Staff writer LeeAnn Yops discusses how a small word can give many impressions.

I’d like to take a moment to address a dirty, hurtful, 4-letter word. When said, it makes you feel used up and makes you question yourself a lot. It shames you, berates you, teases you and worst of all ages you. That word is “ma’am.”

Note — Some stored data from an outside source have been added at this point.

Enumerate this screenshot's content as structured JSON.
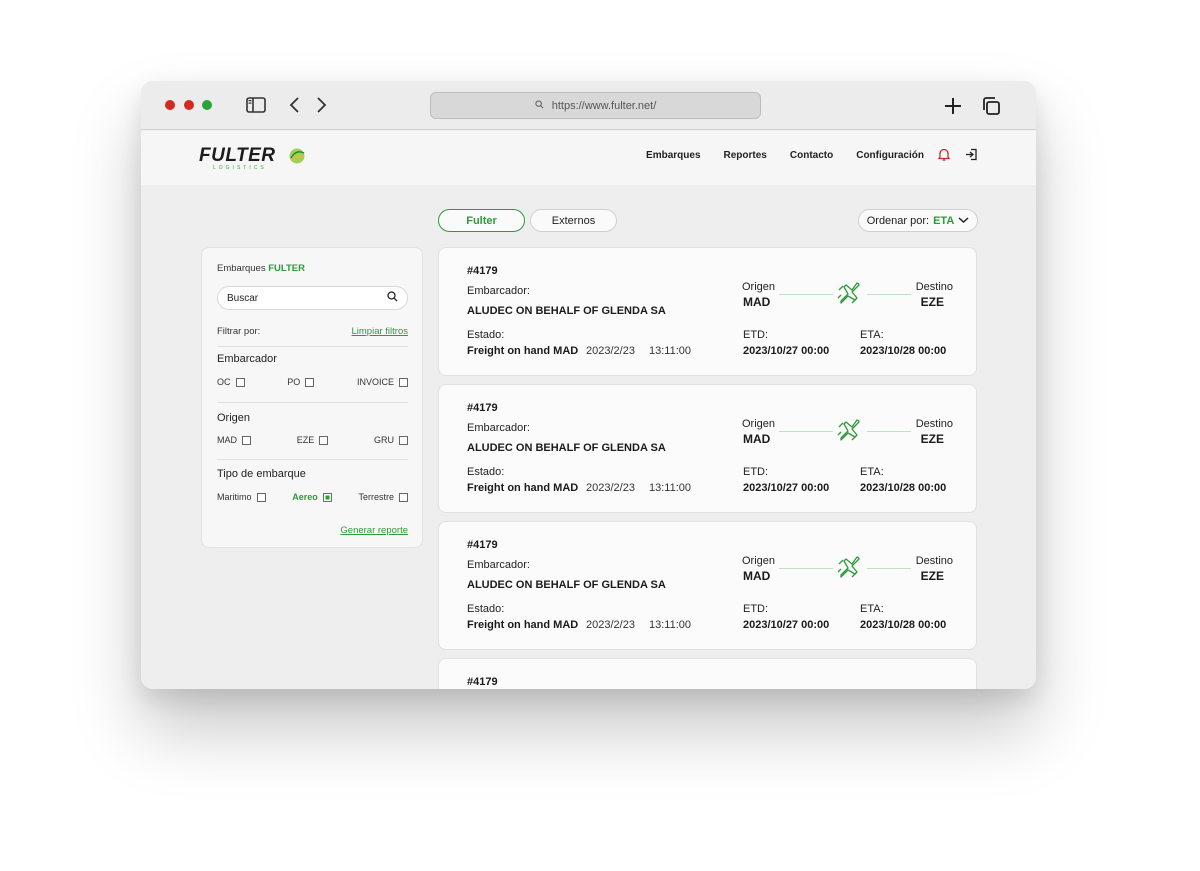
{
  "browser": {
    "url": "https://www.fulter.net/"
  },
  "brand": {
    "name": "FULTER",
    "sub": "LOGISTICS",
    "accent": "#2e9a3a"
  },
  "nav": {
    "items": [
      "Embarques",
      "Reportes",
      "Contacto",
      "Configuración"
    ],
    "icons": [
      "bell-icon",
      "logout-icon"
    ]
  },
  "tabs": [
    {
      "label": "Fulter",
      "active": true
    },
    {
      "label": "Externos",
      "active": false
    }
  ],
  "sort": {
    "label": "Ordenar por:",
    "value": "ETA"
  },
  "filters": {
    "title_prefix": "Embarques",
    "title_brand": "FULTER",
    "search_placeholder": "Buscar",
    "filter_label": "Filtrar por:",
    "clear_label": "Limpiar filtros",
    "groups": [
      {
        "title": "Embarcador",
        "options": [
          {
            "label": "OC",
            "checked": false
          },
          {
            "label": "PO",
            "checked": false
          },
          {
            "label": "INVOICE",
            "checked": false
          }
        ]
      },
      {
        "title": "Origen",
        "options": [
          {
            "label": "MAD",
            "checked": false
          },
          {
            "label": "EZE",
            "checked": false
          },
          {
            "label": "GRU",
            "checked": false
          }
        ]
      },
      {
        "title": "Tipo de embarque",
        "options": [
          {
            "label": "Maritimo",
            "checked": false
          },
          {
            "label": "Aereo",
            "checked": true
          },
          {
            "label": "Terrestre",
            "checked": false
          }
        ]
      }
    ],
    "report_label": "Generar reporte"
  },
  "labels": {
    "embarcador": "Embarcador:",
    "estado": "Estado:",
    "origen": "Origen",
    "destino": "Destino",
    "etd": "ETD:",
    "eta": "ETA:"
  },
  "shipments": [
    {
      "id": "#4179",
      "shipper": "ALUDEC ON BEHALF OF GLENDA SA",
      "status": "Freight on hand MAD",
      "status_date": "2023/2/23",
      "status_time": "13:11:00",
      "origin": "MAD",
      "destination": "EZE",
      "etd": "2023/10/27 00:00",
      "eta": "2023/10/28 00:00"
    },
    {
      "id": "#4179",
      "shipper": "ALUDEC ON BEHALF OF GLENDA SA",
      "status": "Freight on hand MAD",
      "status_date": "2023/2/23",
      "status_time": "13:11:00",
      "origin": "MAD",
      "destination": "EZE",
      "etd": "2023/10/27 00:00",
      "eta": "2023/10/28 00:00"
    },
    {
      "id": "#4179",
      "shipper": "ALUDEC ON BEHALF OF GLENDA SA",
      "status": "Freight on hand MAD",
      "status_date": "2023/2/23",
      "status_time": "13:11:00",
      "origin": "MAD",
      "destination": "EZE",
      "etd": "2023/10/27 00:00",
      "eta": "2023/10/28 00:00"
    },
    {
      "id": "#4179"
    }
  ]
}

How is it that a word that derives from the word “madam” (which actually sounds kind of sexy in that whole stringy haired, black book, prostitution ring kind of way) sounds so mean? As cited by Dictionary.com, “ma’am” or “maam” was the colloquial shortening of “madam” which was used as a title of respect, especially when addressing female royalty. I do not feel anything close to royalty when the cashier at Kmart repeatedly shouts “ma’am” at me. In fact I ignore it until it’s said so much that I eventually have to realize that they are talking to me. Sure the years of binge drinking and late nights have aged me a bit, but in no way am I a ma’am. I’ve actually repeatedly been told I look younger than I am. I’ll stick with the latter.

I think we should lay the term “ma’am” to rest. Maybe we should follow suit with Al Bundy and bring back the group NO MA’AM (National Organization of Men against Amazonian Masterhood). Sure his group was an anti-feminist group that existed so that men could still have bowling nights without their nagging wives, but I think he was onto something. Instead of taking away guys night out, I say we take a stand and form NO MA’AM (Nation Organization of Mademoiselles against Moth-Eaten Maxims). I am not a ma’am and you are not a ma’am. Now who’s with me? We will have monthly meetings where we read old issues of YM (Young Miss), prank boys and shop at Contempo Casuals or maybe Forever 21. Please recite the following and stand up for the greater good: only a Miss can be a thang. NO MA’AM!